The MiniDos 10% has an injection range of 2% to 10% concentrated coolants with water-to-coolant ratios ranging from 10:1 to 50:1. It can produce flow rates from 0.07 to 10 gpm (16-2,200 L/hr) and work in operating pressures from 6 to 65 psi (0.5-4.5 bar). The MiniDos 10% can operate with a suction hose up to 50 feet long (15 meters), a discharge hose in excess of 100 feet (30 m) and height between the storage vessel and the pump of up to 13 feet (4 m). The MiniDos also utilizes a patented internal mixing chamber that limits coolant contact with the motor. It is the best choice for metal processing applications.
How MiniDos Works
The Proven Best Option
“The MiniDos is the best option, especially for large central systems where we don’t want any variables to change, where we want all of the flow and pressure numbers to stay constant,” said Banks. “Another great advantage is that it goes directly into the water line and you use water pressure to deliver mixed fluid to each machine so no additional pumps are required.”
To prove the capabilities of the MiniDos 10% injectors, Hydro Systems performed validation testing on five units at flow rates from 1 to 12 gpm (227-2,700 L/hr) and at five dilution ratios from 10:1 to 50:1. The units went through as many as three million injection cycles and pumped 750,000 gallons of water, and all of them equaled or exceeded the operational specifications for both a brand-new unit and one that had been operating in the field for upwards of three million cycles.
MiniDos for Metal Processing: Robust, Economical, Delicate
Metal processing may require a lot of brute force, but when $20,000 to $30,000 of product can be lost if a cutting blade fails, you get an idea how important “precise” and “delicate” dilution and injection of coolant can be to the process.
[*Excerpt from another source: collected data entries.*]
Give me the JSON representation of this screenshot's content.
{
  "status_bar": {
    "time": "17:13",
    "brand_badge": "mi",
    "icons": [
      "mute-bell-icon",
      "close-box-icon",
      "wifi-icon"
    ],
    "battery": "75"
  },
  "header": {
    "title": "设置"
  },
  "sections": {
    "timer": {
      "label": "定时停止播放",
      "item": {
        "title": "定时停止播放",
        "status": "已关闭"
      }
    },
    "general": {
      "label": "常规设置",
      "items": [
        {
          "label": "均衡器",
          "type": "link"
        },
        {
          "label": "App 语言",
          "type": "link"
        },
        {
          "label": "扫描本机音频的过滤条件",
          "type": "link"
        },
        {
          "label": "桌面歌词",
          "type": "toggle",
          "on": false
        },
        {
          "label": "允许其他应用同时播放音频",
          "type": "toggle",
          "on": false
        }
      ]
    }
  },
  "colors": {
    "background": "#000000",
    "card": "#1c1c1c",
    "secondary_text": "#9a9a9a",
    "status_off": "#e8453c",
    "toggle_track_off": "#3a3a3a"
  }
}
The Hydro Systems MiniDos 10% Proportional Injector can help metal processors achieve the results that are demanded of them in terms of operational effectiveness, reliability and cost-consciousness.
“One of the great things at Master Chemical Corporation and working with Hydro Systems is that together we provide a solution that makes the manufacturing process more stable, reduces the number of variables, reduces the attention required, and keeps everything running smoothly,” said Banks. “That’s why we’ve worked closely with Hydro Systems to get the MiniDos to as many customers as possible. The MiniDos system is very robust and economical. The customers are willing to buy them because of the favorable price and after they see how well it works, if they need a second mixer, they’ll go back to Hydro Systems.”